Au final, l’idéal serait peut-être de combiner les deux approches : la discipline structurée de l’ashtanga et la créativité libératrice du vinyasa, créant ainsi un équilibre parfait dans votre parcours yogique.

Conclusion

En définitive, l’ashtanga yoga et le vinyasa représentent deux chemins distincts menant au même sommet. Bien que partageant des racines communes, ces pratiques se distinguent considérablement dans leur approche et leur exécution. D’une part, l’ashtanga offre une structure rigoureuse et immuable qui favorise la discipline et la progression méthodique. D’autre part, le vinyasa propose une fluidité créative qui s’adapte aux besoins et capacités de chacun.

Ces différences fondamentales ne signifient pas qu’un style soit supérieur à l’autre. Au contraire, elles soulignent la richesse et la diversité du yoga moderne. Certains pratiquants s’épanouiront dans la rigueur quotidienne de l’ashtanga, tandis que d’autres préféreront la liberté expressive du vinyasa. Par ailleurs, nombreux sont ceux qui, comme moi, trouvent bénéfique d’alterner entre ces deux approches selon leurs besoins du moment.

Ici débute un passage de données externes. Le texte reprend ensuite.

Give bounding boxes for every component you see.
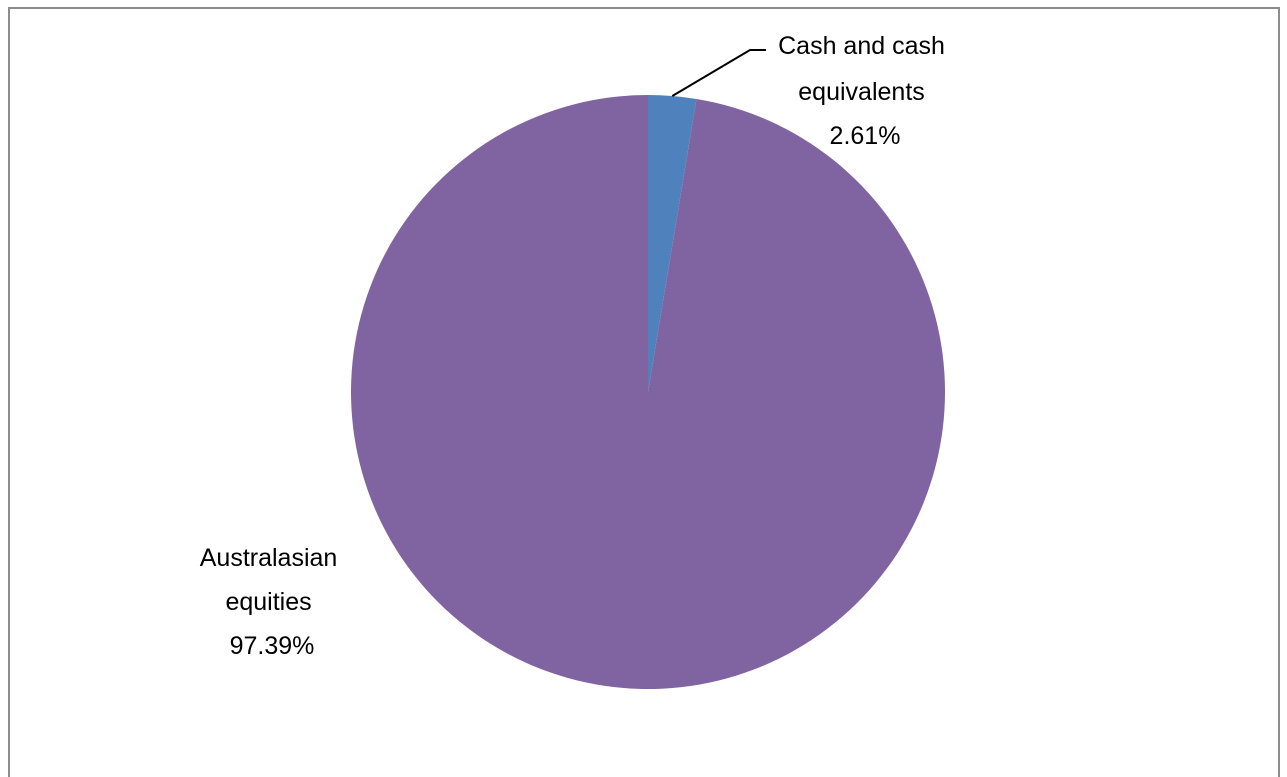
- leader-lines: [671, 49, 766, 97]
- data-label-equities: Australasian equities 97.39%: [200, 544, 345, 660]
- leader-line-cash: [671, 49, 766, 97]
- pie-slice-1: [351, 95, 946, 690]
- pie-slices: [351, 95, 946, 690]
- pie-slice-0: [648, 95, 697, 392]
- data-label-cash: Cash and cash equivalents 2.61%: [778, 32, 952, 150]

Le choix entre ashtanga et vinyasa dépend essentiellement de votre personnalité, de vos objectifs et de votre mode de vie. Quelle que soit votre préférence, rappelez-vous que ces deux styles partagent un objectif commun : créer une union harmonieuse entre le corps, le souffle et l’esprit. Ainsi, plutôt que de les opposer, nous pourrions les considérer comme complémentaires, chacun nous enseignant différentes facettes de cette pratique millénaire qu’est le yoga.